A review by magellen
House of Salt and Sorrows by Erin A. Craig

adventurous challenging dark mysterious slow-paced
  • Plot- or character-driven? A mix
  • Strong character development? No
  • Loveable characters? No
  • Diverse cast of characters? No
  • Flaws of characters a main focus? It's complicated

3.0

This book wants to be too many things at once and only succeeds marginally at tying them all together. It is certainly a romance with gothic tones rather than a gothic, and the chapter content splits between the romance and plot to the point you can nearly skip whole chapters of purple prose. Bloated though it is, there are some very nice creepy moments - that are immediately scuppered because it's time to pivot the plot again!
The twist on a twist on a twist just...it feels like a beta reader should have gone 'this one works the best, lean into THIS angle' and instead the author piled up everything that ever crossed her mind. The cast sprawls, the descriptions drag on without being punchy, and any moment the mc knows herself is overridden, made malleable by others to progress the plot.

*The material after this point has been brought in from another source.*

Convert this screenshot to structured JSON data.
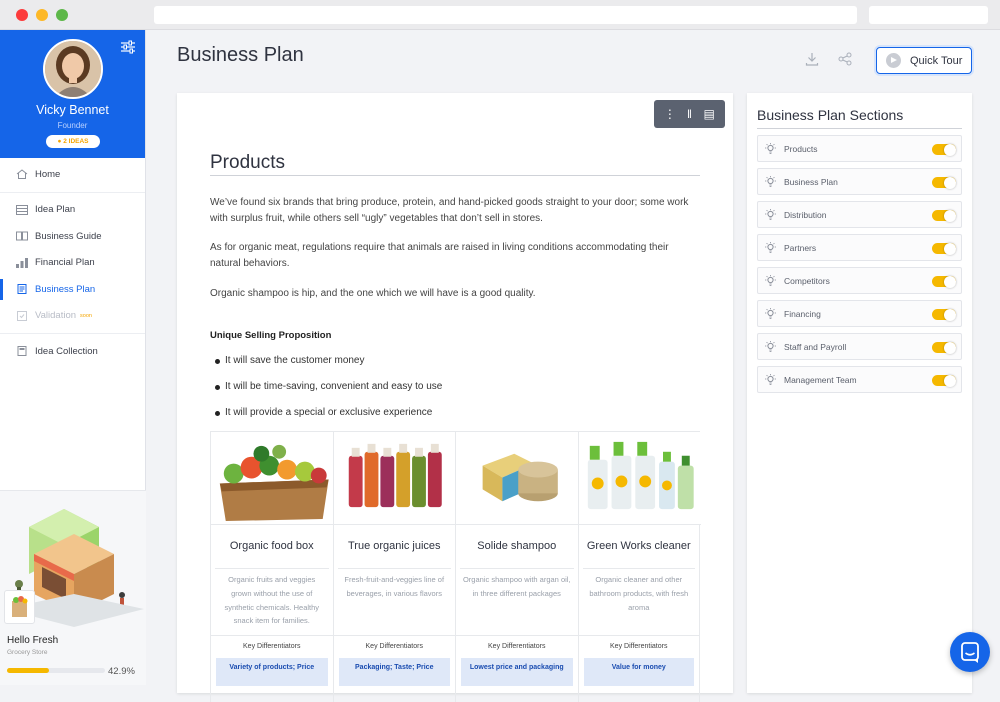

I've seen this described as an example of unreliable narrator - ehhhh I disagree. Literally all you need to know is in the narration. Information is not withheld by the narrator, the narrator's opinion does not color the facts, there is nothing unreliable about it. If people use 'unreliable narrator' I can see it applied to a couple endgame chapters where there's a gaslighting, but again, it's not unreliable narration, it is an mc set up to have no self when challenged by others.  

It's a ya romance with gothic overlay. Does what it says on the tin, but by the end you are apt to be exhausted by the pivot twist pivot turn of the back third.